Aunque apenas se ha movido del lugar donde aterrizó y todavía prueba sus sistemas ya antes de embarcarse en su viaje de un par de años sobre la superficie de Marte, el Perseverance ya ha hecho sus primeras ‘indagaciones’ sobre el suelo del planeta colorado. Mientras que el rover de la NASA espera a que su compañero Ingenuity, el primer helicóptero que va a volar en un planeta extraterrestre, realice su primera maniobra, sus instrumentos científicos han encontrado una extraña roca de color verdoso cerca de su situación. Un cuerpo bastante atractivo que tiene a todo el equipo científico «intercambiando múltiples hipótesis» sobre qué puede ser aquella piedra de unos 15 centímetros de largo y cuál puede ser su origen.

De esta manera se asevera desde la cuenta de Twitter del Perseverance, en donde asimismo se señala que se están realizando las primeras pruebas para conseguir pistas sobre la enigmática roca. «¿Se trata de una roca local gastadas? ¿Es un pedazo de Marte que llegó hasta allá por un impacto de un meteorito? ¿Es un meteorito? ¿O bien es algo más?», sigue el hilo, dejando entrever ciertas hipótesis que maneja el equipo.

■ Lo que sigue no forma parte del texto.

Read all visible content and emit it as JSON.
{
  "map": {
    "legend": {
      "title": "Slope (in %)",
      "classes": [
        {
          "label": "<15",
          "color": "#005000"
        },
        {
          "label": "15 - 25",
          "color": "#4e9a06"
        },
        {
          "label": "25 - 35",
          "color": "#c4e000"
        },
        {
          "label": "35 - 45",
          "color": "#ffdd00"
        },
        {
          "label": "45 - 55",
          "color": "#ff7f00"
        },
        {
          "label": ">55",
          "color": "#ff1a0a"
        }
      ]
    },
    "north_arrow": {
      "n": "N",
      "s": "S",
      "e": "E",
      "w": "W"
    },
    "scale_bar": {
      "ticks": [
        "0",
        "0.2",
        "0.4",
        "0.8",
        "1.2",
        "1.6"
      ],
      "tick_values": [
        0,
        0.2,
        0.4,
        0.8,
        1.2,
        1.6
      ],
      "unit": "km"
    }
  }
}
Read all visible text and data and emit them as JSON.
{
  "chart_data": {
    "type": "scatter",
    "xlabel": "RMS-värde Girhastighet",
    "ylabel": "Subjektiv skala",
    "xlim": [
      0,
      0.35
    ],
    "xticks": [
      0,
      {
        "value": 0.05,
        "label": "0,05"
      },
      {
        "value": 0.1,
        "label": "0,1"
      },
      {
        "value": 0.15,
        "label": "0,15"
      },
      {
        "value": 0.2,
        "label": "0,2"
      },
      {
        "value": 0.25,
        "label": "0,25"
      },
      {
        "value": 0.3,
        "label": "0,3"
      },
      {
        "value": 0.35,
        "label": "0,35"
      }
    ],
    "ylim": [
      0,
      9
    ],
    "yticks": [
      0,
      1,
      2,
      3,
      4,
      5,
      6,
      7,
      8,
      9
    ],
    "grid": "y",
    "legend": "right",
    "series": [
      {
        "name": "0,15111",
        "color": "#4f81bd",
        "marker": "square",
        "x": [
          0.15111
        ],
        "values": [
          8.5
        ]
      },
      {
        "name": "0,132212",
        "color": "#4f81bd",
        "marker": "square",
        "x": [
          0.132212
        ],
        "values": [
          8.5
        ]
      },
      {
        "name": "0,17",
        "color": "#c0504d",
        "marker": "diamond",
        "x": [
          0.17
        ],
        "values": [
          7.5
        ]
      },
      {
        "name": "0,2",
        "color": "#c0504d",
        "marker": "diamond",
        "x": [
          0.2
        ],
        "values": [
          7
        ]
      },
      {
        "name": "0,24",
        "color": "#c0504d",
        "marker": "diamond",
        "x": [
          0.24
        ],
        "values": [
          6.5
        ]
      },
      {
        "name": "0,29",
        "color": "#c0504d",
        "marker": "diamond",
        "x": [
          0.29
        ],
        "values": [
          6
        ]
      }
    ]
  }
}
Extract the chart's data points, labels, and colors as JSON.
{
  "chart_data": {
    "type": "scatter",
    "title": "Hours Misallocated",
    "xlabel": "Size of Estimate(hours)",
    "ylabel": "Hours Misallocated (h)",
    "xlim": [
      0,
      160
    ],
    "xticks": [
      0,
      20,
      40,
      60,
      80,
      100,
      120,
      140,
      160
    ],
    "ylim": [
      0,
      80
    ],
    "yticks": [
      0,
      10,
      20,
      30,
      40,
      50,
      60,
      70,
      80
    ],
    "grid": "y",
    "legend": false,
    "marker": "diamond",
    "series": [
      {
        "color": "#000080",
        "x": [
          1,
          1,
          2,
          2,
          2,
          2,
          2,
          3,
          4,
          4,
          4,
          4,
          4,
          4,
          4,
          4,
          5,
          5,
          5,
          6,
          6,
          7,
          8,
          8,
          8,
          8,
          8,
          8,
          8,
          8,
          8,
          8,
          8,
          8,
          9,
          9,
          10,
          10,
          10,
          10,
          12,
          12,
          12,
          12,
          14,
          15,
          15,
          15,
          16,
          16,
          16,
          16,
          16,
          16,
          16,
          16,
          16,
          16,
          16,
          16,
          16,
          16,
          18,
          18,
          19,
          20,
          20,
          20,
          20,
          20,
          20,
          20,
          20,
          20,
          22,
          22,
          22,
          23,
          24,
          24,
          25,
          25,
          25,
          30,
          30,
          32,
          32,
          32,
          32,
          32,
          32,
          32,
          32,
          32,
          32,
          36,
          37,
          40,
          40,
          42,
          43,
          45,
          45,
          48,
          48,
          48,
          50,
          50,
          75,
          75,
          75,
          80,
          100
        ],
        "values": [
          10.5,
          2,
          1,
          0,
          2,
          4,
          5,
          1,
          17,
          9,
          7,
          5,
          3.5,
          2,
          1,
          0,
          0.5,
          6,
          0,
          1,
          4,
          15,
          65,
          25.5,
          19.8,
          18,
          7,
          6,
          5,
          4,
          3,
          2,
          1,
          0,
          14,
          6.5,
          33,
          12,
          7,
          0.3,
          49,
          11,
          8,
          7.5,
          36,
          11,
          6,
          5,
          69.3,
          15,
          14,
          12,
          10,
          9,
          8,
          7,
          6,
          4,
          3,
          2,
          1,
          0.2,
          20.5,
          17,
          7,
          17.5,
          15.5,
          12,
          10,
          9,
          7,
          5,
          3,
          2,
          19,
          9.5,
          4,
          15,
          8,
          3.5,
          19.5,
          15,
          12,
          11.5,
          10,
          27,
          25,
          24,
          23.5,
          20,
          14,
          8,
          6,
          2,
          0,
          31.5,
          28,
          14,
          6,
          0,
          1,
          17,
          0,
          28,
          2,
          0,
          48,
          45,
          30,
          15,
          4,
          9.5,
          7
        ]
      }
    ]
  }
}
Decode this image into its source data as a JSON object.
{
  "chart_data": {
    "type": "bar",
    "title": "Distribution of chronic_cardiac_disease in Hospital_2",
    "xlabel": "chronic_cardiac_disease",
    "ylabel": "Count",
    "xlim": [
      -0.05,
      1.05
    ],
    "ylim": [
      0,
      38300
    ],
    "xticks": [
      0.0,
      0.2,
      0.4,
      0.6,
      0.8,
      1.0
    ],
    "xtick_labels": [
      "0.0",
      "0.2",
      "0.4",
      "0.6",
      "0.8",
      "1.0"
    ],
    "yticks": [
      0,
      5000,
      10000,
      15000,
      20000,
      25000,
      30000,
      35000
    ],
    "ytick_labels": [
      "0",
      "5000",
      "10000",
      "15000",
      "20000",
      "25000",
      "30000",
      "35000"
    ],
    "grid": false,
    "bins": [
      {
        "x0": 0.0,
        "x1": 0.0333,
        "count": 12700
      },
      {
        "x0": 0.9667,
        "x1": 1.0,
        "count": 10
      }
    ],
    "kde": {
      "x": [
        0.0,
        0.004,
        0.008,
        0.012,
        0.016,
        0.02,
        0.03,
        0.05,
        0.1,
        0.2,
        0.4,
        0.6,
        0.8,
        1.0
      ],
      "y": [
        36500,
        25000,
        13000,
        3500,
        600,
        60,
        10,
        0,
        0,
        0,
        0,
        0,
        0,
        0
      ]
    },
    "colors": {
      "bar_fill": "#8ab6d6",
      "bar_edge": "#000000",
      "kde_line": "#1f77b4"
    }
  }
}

«Si miras de cerca, posiblemente veas la fila de marcas de láser que hice para conseguir más información», apunta el tweet refiriéndose a unas pequeñas muescas en fila ubicadas en la parte central derecha de la piedra que apenas son perceptibles. Esas marcas fueron creadas por el láser del instrumento SuperCam, una de sus primordiales herramientas para hallar vida en Marte. Este equipo dará detalles sobre la composición de la extraña roca para descubrir si se trata de una roca del sitio o bien si fue transportada allá desde algún otro lugar. Pues, por poner un ejemplo, si no se formó en su localización actual, una hipótesis podría ser que el agua que cualquier día se supone circuló por el viejo delta de Jezero la transportó hasta esa ubicación; o bien asimismo podría ser un meteorito, igual que el que encontró el rover Curiosity en 2014.

SuperCam es uno de los 7 instrumentos del rover. Se halla en la una parte del mástil y es capaz de mandar disparos láser a las rocas con una distancia de hasta 7 metros. Con el disparo se crea una nube de roca vaporizada cuya composición puede ser analizada merced a las cámaras y espectrómetros que tiene el instrumento, que ha sido probado en otras rocas de forma exitosa (si bien no eran tan extrañas como esta).

Fuere como fuese, el nuevo rover de la NASA ya muestra un camino por delante muy prometedor. Y tal vez una parte de esta roca sea una de las escogidas por el equipo científico para guardarse dentro de Perseverance hasta el momento en que una futura misión prevista para finales de esta década (y en cooperación con la Agencia Espacial Europea) recoja los cilindros llenos de muestras para traerlos a la Tierra y ser analizados en nuestros laboratorios.